Le formazioni vulcaniche, per la loro caratteristica permeabilità per fessurazione, costituiscono acquiferi complessivamente importanti, ma distribuite in un vasto territorio con numerose risorgive.
Fra i fattori che hanno determinato la frequentazione del territorio nel tempo, assumono quindi fondamentale importanza l’acqua , le cui possibilità di raccolta sono legate alla presenza di sorgenti o di falde acquifere, ed in particolare la natura dei suoli.
I suoli, riflettendo i caratteri geomorfologici del territorio, presentano caratteristiche assai variabili, in particolare per quel che riguarda la profondità, la percentuale di roccia affiorante e la percentuale di scheletro. Generalmente elevata risulta la fertilità dei suoli che derivano dalle vulcaniti basiche, mentre è più modesta in quelli originati sulle vulcaniti acide.

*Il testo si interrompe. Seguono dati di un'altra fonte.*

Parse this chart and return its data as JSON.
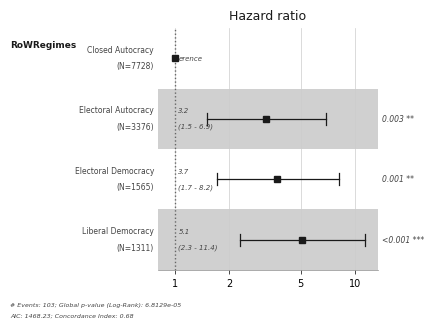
{
  "title": "Hazard ratio",
  "rows": [
    {
      "label": "Closed Autocracy\n(N=7728)",
      "hr": 1.0,
      "ci_low": 1.0,
      "ci_high": 1.0,
      "note_line1": "",
      "note_line2": "erence",
      "pval": "",
      "is_reference": true,
      "shaded": false
    },
    {
      "label": "Electoral Autocracy\n(N=3376)",
      "hr": 3.2,
      "ci_low": 1.5,
      "ci_high": 6.9,
      "note_line1": "3.2",
      "note_line2": "(1.5 - 6.9)",
      "pval": "0.003 **",
      "is_reference": false,
      "shaded": true
    },
    {
      "label": "Electoral Democracy\n(N=1565)",
      "hr": 3.7,
      "ci_low": 1.7,
      "ci_high": 8.2,
      "note_line1": "3.7",
      "note_line2": "(1.7 - 8.2)",
      "pval": "0.001 **",
      "is_reference": false,
      "shaded": false
    },
    {
      "label": "Liberal Democracy\n(N=1311)",
      "hr": 5.1,
      "ci_low": 2.3,
      "ci_high": 11.4,
      "note_line1": "5.1",
      "note_line2": "(2.3 - 11.4)",
      "pval": "<0.001 ***",
      "is_reference": false,
      "shaded": true
    }
  ],
  "row_label": "RoWRegimes",
  "footnote1": "# Events: 103; Global p-value (Log-Rank): 6.8129e-05",
  "footnote2": "AIC: 1468.23; Concordance Index: 0.68",
  "xticks": [
    1,
    2,
    5,
    10
  ],
  "xmin": 0.8,
  "xmax": 13.5,
  "shaded_color": "#d0d0d0",
  "marker_color": "#1a1a1a",
  "line_color": "#1a1a1a",
  "ref_line_x": 1.0
}
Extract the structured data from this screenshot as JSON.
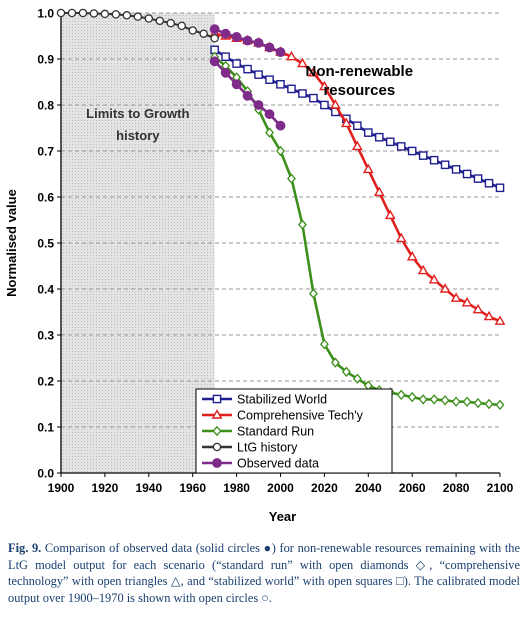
{
  "chart_data": {
    "type": "line",
    "title": "",
    "xlabel": "Year",
    "ylabel": "Normalised value",
    "xlim": [
      1900,
      2100
    ],
    "ylim": [
      0,
      1.0
    ],
    "xticks": [
      1900,
      1920,
      1940,
      1960,
      1980,
      2000,
      2020,
      2040,
      2060,
      2080,
      2100
    ],
    "yticks": [
      0.0,
      0.1,
      0.2,
      0.3,
      0.4,
      0.5,
      0.6,
      0.7,
      0.8,
      0.9,
      1.0
    ],
    "ytick_labels": [
      "0.0",
      "0.1",
      "0.2",
      "0.3",
      "0.4",
      "0.5",
      "0.6",
      "0.7",
      "0.8",
      "0.9",
      "1.0"
    ],
    "grid": "horizontal dashed",
    "shaded_region": {
      "x": [
        1900,
        1970
      ],
      "label_line1": "Limits to Growth",
      "label_line2": "history"
    },
    "annotation": {
      "line1": "Non-renewable",
      "line2": "resources",
      "x": 2035,
      "y": 0.88
    },
    "legend_position": "lower-center",
    "series": [
      {
        "name": "Stabilized World",
        "color": "#1f1f8f",
        "marker": "square",
        "x": [
          1970,
          1975,
          1980,
          1985,
          1990,
          1995,
          2000,
          2005,
          2010,
          2015,
          2020,
          2025,
          2030,
          2035,
          2040,
          2045,
          2050,
          2055,
          2060,
          2065,
          2070,
          2075,
          2080,
          2085,
          2090,
          2095,
          2100
        ],
        "y": [
          0.92,
          0.905,
          0.89,
          0.878,
          0.866,
          0.855,
          0.845,
          0.835,
          0.825,
          0.815,
          0.8,
          0.785,
          0.77,
          0.755,
          0.74,
          0.73,
          0.72,
          0.71,
          0.7,
          0.69,
          0.68,
          0.67,
          0.66,
          0.65,
          0.64,
          0.63,
          0.62
        ]
      },
      {
        "name": "Comprehensive Tech'y",
        "color": "#e0201f",
        "marker": "triangle",
        "x": [
          1970,
          1975,
          1980,
          1985,
          1990,
          1995,
          2000,
          2005,
          2010,
          2015,
          2020,
          2025,
          2030,
          2035,
          2040,
          2045,
          2050,
          2055,
          2060,
          2065,
          2070,
          2075,
          2080,
          2085,
          2090,
          2095,
          2100
        ],
        "y": [
          0.955,
          0.95,
          0.945,
          0.94,
          0.935,
          0.925,
          0.915,
          0.905,
          0.89,
          0.87,
          0.84,
          0.8,
          0.76,
          0.71,
          0.66,
          0.61,
          0.56,
          0.51,
          0.47,
          0.44,
          0.42,
          0.4,
          0.38,
          0.37,
          0.355,
          0.34,
          0.33
        ]
      },
      {
        "name": "Standard Run",
        "color": "#3c8f1a",
        "marker": "diamond",
        "x": [
          1970,
          1975,
          1980,
          1985,
          1990,
          1995,
          2000,
          2005,
          2010,
          2015,
          2020,
          2025,
          2030,
          2035,
          2040,
          2045,
          2050,
          2055,
          2060,
          2065,
          2070,
          2075,
          2080,
          2085,
          2090,
          2095,
          2100
        ],
        "y": [
          0.905,
          0.885,
          0.86,
          0.83,
          0.79,
          0.74,
          0.7,
          0.64,
          0.54,
          0.39,
          0.28,
          0.24,
          0.22,
          0.205,
          0.19,
          0.18,
          0.175,
          0.17,
          0.165,
          0.16,
          0.16,
          0.158,
          0.155,
          0.155,
          0.152,
          0.15,
          0.148
        ]
      },
      {
        "name": "LtG history",
        "color": "#333333",
        "marker": "circle-open",
        "x": [
          1900,
          1905,
          1910,
          1915,
          1920,
          1925,
          1930,
          1935,
          1940,
          1945,
          1950,
          1955,
          1960,
          1965,
          1970
        ],
        "y": [
          1.0,
          1.0,
          1.0,
          0.999,
          0.998,
          0.997,
          0.995,
          0.992,
          0.988,
          0.983,
          0.978,
          0.972,
          0.962,
          0.955,
          0.945
        ]
      },
      {
        "name": "Observed data",
        "color": "#7f2b8a",
        "marker": "circle-filled",
        "x": [
          1970,
          1975,
          1980,
          1985,
          1990,
          1995,
          2000
        ],
        "y": [
          0.895,
          0.87,
          0.845,
          0.82,
          0.8,
          0.78,
          0.755
        ]
      },
      {
        "name": "",
        "color": "#7f2b8a",
        "marker": "circle-filled",
        "x": [
          1970,
          1975,
          1980,
          1985,
          1990,
          1995,
          2000
        ],
        "y": [
          0.965,
          0.955,
          0.948,
          0.94,
          0.935,
          0.925,
          0.915
        ]
      }
    ]
  },
  "caption": {
    "label": "Fig. 9.",
    "text": "Comparison of observed data (solid circles ●) for non-renewable resources remaining with the LtG model output for each scenario (“standard run” with open diamonds ◇, “comprehensive technology” with open triangles △, and “stabilized world” with open squares □). The calibrated model output over 1900–1970 is shown with open circles ○."
  }
}
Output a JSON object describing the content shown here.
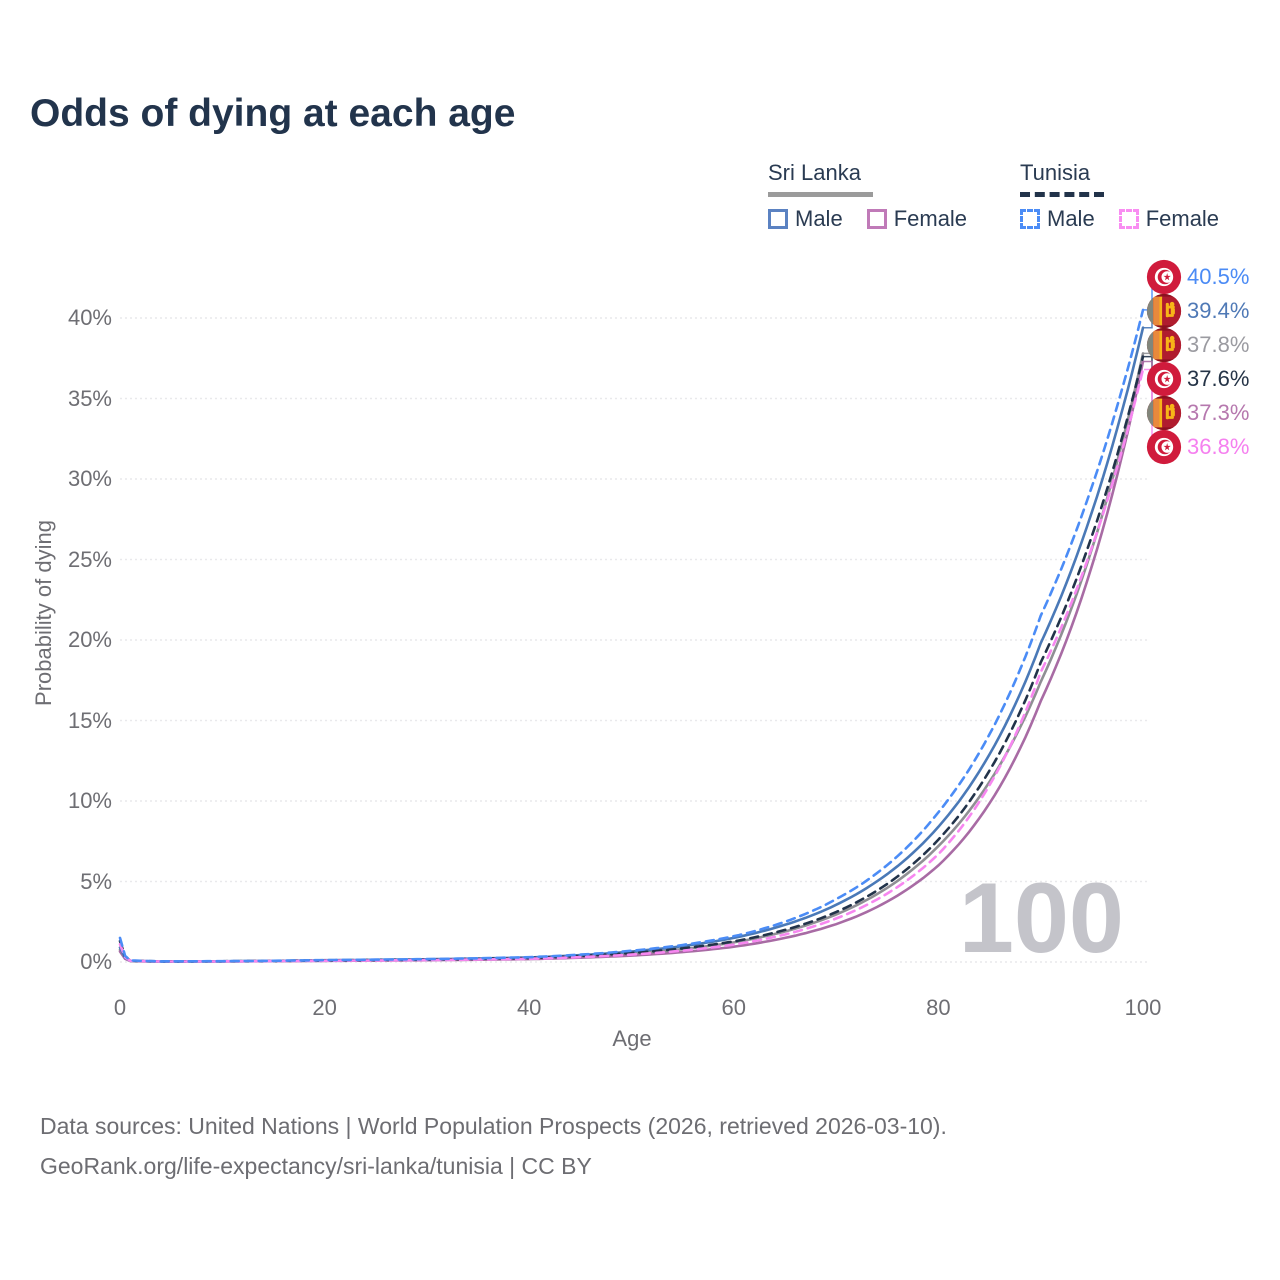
{
  "header": {
    "title": "Odds of dying at each age"
  },
  "legend": {
    "groups": [
      {
        "label": "Sri Lanka",
        "line_style": "solid",
        "underline_color": "#9b9b9b",
        "items": [
          {
            "label": "Male",
            "color": "#5b82c2"
          },
          {
            "label": "Female",
            "color": "#c07ab8"
          }
        ]
      },
      {
        "label": "Tunisia",
        "line_style": "dashed",
        "underline_color": "#22334a",
        "items": [
          {
            "label": "Male",
            "color": "#4b8cf6"
          },
          {
            "label": "Female",
            "color": "#f98df2"
          }
        ]
      }
    ]
  },
  "chart_data": {
    "type": "line",
    "title": "Odds of dying at each age",
    "xlabel": "Age",
    "ylabel": "Probability of dying",
    "x_ticks": [
      0,
      20,
      40,
      60,
      80,
      100
    ],
    "y_ticks": [
      "0%",
      "5%",
      "10%",
      "15%",
      "20%",
      "25%",
      "30%",
      "35%",
      "40%"
    ],
    "xlim": [
      0,
      100
    ],
    "ylim_pct": [
      0,
      42
    ],
    "grid": true,
    "legend_position": "top-right",
    "watermark": "100",
    "ages": [
      0,
      1,
      4,
      10,
      20,
      30,
      40,
      50,
      60,
      70,
      80,
      90,
      100
    ],
    "series": [
      {
        "name": "Tunisia Male",
        "flag": "tunisia",
        "dash": true,
        "color": "#4b8cf6",
        "label_color": "#4b8bf5",
        "end_label": "40.5%",
        "end_value_pct": 40.5,
        "values_pct": [
          1.5,
          0.1,
          0.04,
          0.05,
          0.12,
          0.18,
          0.3,
          0.7,
          1.6,
          3.9,
          9.3,
          21.5,
          40.5
        ]
      },
      {
        "name": "Sri Lanka Male",
        "flag": "sri-lanka",
        "dash": false,
        "color": "#4a79b7",
        "label_color": "#4f79b6",
        "end_label": "39.4%",
        "end_value_pct": 39.4,
        "values_pct": [
          0.9,
          0.08,
          0.035,
          0.045,
          0.11,
          0.17,
          0.28,
          0.65,
          1.5,
          3.55,
          8.4,
          19.8,
          39.4
        ]
      },
      {
        "name": "Sri Lanka Both",
        "flag": "sri-lanka",
        "dash": false,
        "color": "#8f8f94",
        "label_color": "#9b9ba1",
        "end_label": "37.8%",
        "end_value_pct": 37.8,
        "values_pct": [
          0.75,
          0.07,
          0.03,
          0.04,
          0.09,
          0.14,
          0.23,
          0.52,
          1.22,
          2.95,
          7.2,
          17.4,
          37.8
        ]
      },
      {
        "name": "Tunisia Both",
        "flag": "tunisia",
        "dash": true,
        "color": "#22334a",
        "label_color": "#253447",
        "end_label": "37.6%",
        "end_value_pct": 37.6,
        "values_pct": [
          1.3,
          0.09,
          0.035,
          0.045,
          0.1,
          0.15,
          0.25,
          0.56,
          1.28,
          3.1,
          7.6,
          18.6,
          37.6
        ]
      },
      {
        "name": "Sri Lanka Female",
        "flag": "sri-lanka",
        "dash": false,
        "color": "#a86ba4",
        "label_color": "#b678ae",
        "end_label": "37.3%",
        "end_value_pct": 37.3,
        "values_pct": [
          0.65,
          0.06,
          0.025,
          0.035,
          0.07,
          0.11,
          0.18,
          0.4,
          0.95,
          2.35,
          6.0,
          16.2,
          37.3
        ]
      },
      {
        "name": "Tunisia Female",
        "flag": "tunisia",
        "dash": true,
        "color": "#f787f0",
        "label_color": "#f580ef",
        "end_label": "36.8%",
        "end_value_pct": 36.8,
        "values_pct": [
          1.1,
          0.08,
          0.03,
          0.04,
          0.08,
          0.12,
          0.2,
          0.46,
          1.08,
          2.7,
          6.7,
          18.0,
          36.8
        ]
      }
    ]
  },
  "footer": {
    "line1": "Data sources: United Nations | World Population Prospects (2026, retrieved 2026-03-10).",
    "line2": "GeoRank.org/life-expectancy/sri-lanka/tunisia | CC BY"
  }
}
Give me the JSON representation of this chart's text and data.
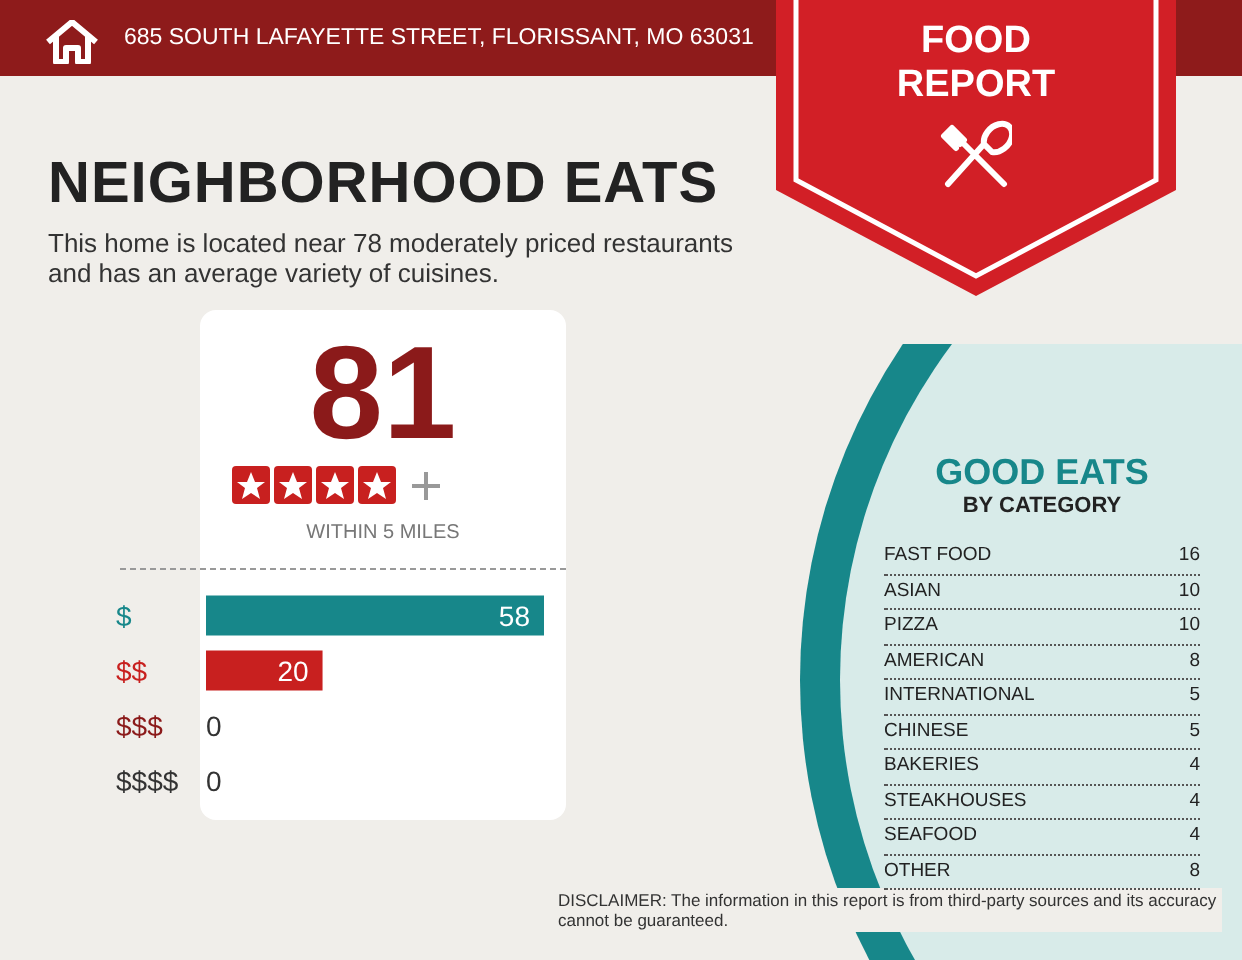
{
  "chart_data": [
    {
      "type": "bar",
      "orientation": "horizontal",
      "title": "NEIGHBORHOOD EATS",
      "subtitle": "This home is located near 78 moderately priced restaurants and has an average variety of cuisines.",
      "categories": [
        "$",
        "$$",
        "$$$",
        "$$$$"
      ],
      "values": [
        58,
        20,
        0,
        0
      ],
      "colors": [
        "#17878a",
        "#c8201f",
        "#8b1a1a",
        "#333333"
      ],
      "data_labels": true,
      "annotations": [
        "685 SOUTH LAFAYETTE STREET, FLORISSANT, MO 63031",
        "FOOD REPORT",
        "81",
        "WITHIN 5 MILES",
        "DISCLAIMER: The information in this report is from third-party sources and its accuracy cannot be guaranteed."
      ]
    },
    {
      "type": "other",
      "title": "GOOD EATS",
      "subtitle": "BY CATEGORY",
      "categories": [
        "FAST FOOD",
        "ASIAN",
        "PIZZA",
        "AMERICAN",
        "INTERNATIONAL",
        "CHINESE",
        "BAKERIES",
        "STEAKHOUSES",
        "SEAFOOD",
        "OTHER"
      ],
      "values": [
        16,
        10,
        10,
        8,
        5,
        5,
        4,
        4,
        4,
        8
      ],
      "data_labels": true
    }
  ]
}
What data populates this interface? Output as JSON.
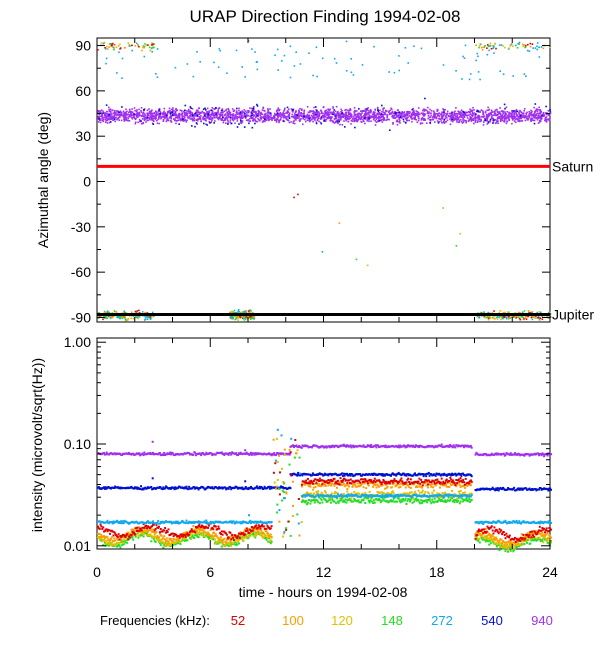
{
  "title": "URAP Direction Finding  1994-02-08",
  "colors": {
    "52": "#e00000",
    "100": "#ff9c00",
    "120": "#e0c000",
    "148": "#22dd22",
    "272": "#10a8f0",
    "540": "#0010d0",
    "940": "#a030f0"
  },
  "chart_data": [
    {
      "type": "scatter",
      "name": "azimuth",
      "ylabel": "Azimuthal angle (deg)",
      "xlim": [
        0,
        24
      ],
      "ylim": [
        -93,
        95
      ],
      "yticks": [
        90,
        60,
        30,
        0,
        -30,
        -60,
        -90
      ],
      "ytick_labels": [
        "90",
        "60",
        "30",
        "0",
        "-30",
        "-60",
        "-90"
      ],
      "reference_lines": [
        {
          "label": "Saturn",
          "value": 10,
          "color": "#ff0000"
        },
        {
          "label": "Jupiter",
          "value": -88,
          "color": "#000000"
        }
      ],
      "series": [
        {
          "name": "940",
          "description": "band",
          "center": 44,
          "spread": 5,
          "x_range": [
            0,
            24
          ]
        },
        {
          "name": "540",
          "description": "sparse outliers around band",
          "center": 44,
          "spread": 9
        },
        {
          "name": "272",
          "description": "sparse points near top",
          "center": 78,
          "spread": 12
        },
        {
          "name": "low_freq",
          "description": "clusters near -90 and 90 at 0-3h, 7-8h, 20-24h"
        }
      ]
    },
    {
      "type": "line",
      "name": "intensity",
      "ylabel": "intensity (microvolt/sqrt(Hz))",
      "xlabel": "time - hours on 1994-02-08",
      "scale": "log",
      "xlim": [
        0,
        24
      ],
      "ylim": [
        0.0093,
        1.1
      ],
      "xticks": [
        0,
        6,
        12,
        18,
        24
      ],
      "xtick_labels": [
        "0",
        "6",
        "12",
        "18",
        "24"
      ],
      "yticks": [
        1.0,
        0.1,
        0.01
      ],
      "ytick_labels": [
        "1.00",
        "0.10",
        "0.01"
      ],
      "gap": [
        19.8,
        20.0
      ],
      "series": [
        {
          "name": "940",
          "segments": [
            [
              0,
              10.2,
              0.08
            ],
            [
              10.2,
              19.8,
              0.095
            ],
            [
              20.0,
              24,
              0.079
            ]
          ]
        },
        {
          "name": "540",
          "segments": [
            [
              0,
              10.2,
              0.037
            ],
            [
              10.2,
              19.8,
              0.05
            ],
            [
              20.0,
              24,
              0.036
            ]
          ]
        },
        {
          "name": "272",
          "segments": [
            [
              0,
              9.2,
              0.017
            ],
            [
              10.8,
              19.8,
              0.031
            ],
            [
              20.0,
              24,
              0.017
            ]
          ]
        },
        {
          "name": "52",
          "segments": [
            [
              0,
              9.2,
              0.014
            ],
            [
              10.8,
              19.8,
              0.043
            ],
            [
              20.0,
              24,
              0.013
            ]
          ]
        },
        {
          "name": "100",
          "segments": [
            [
              0,
              9.2,
              0.013
            ],
            [
              10.8,
              19.8,
              0.04
            ],
            [
              20.0,
              24,
              0.012
            ]
          ]
        },
        {
          "name": "120",
          "segments": [
            [
              0,
              9.2,
              0.012
            ],
            [
              10.8,
              19.8,
              0.032
            ],
            [
              20.0,
              24,
              0.011
            ]
          ]
        },
        {
          "name": "148",
          "segments": [
            [
              0,
              9.2,
              0.0115
            ],
            [
              10.8,
              19.8,
              0.028
            ],
            [
              20.0,
              24,
              0.0105
            ]
          ]
        }
      ]
    }
  ],
  "legend": {
    "label": "Frequencies (kHz):",
    "items": [
      "52",
      "100",
      "120",
      "148",
      "272",
      "540",
      "940"
    ]
  }
}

Per quel che riguarda la potenzialità di questi suoli, dove le condizioni morfologiche e podologiche lo consentono (aree sub pianeggianti e suoli profondi derivati da tufi vulcanici) si ha un pascolo ricco di essenze tabulari (abbondanza di trifolium subterraneum nella stagione primaverile) e di buona produttività. In generale, però, il cotico è degradato, soprattutto per l’uso indiscriminato del pascolo effettuato senza turni, con eccessivo carico di bestiame e, frequentemente devastato dal fuoco.L’aspetto geo-pedologico del Marghine-Planargia è stato studiato da A. Aru per la stesura del Piano socio-economico del Marghine-Planargia e a lui si deve una dettagliata Carta della regione, nella quale, in otto unità cartografiche podologiche, sono stati definiti suoli, le litologie principali, le morfologie e le potenzialità produttive.”.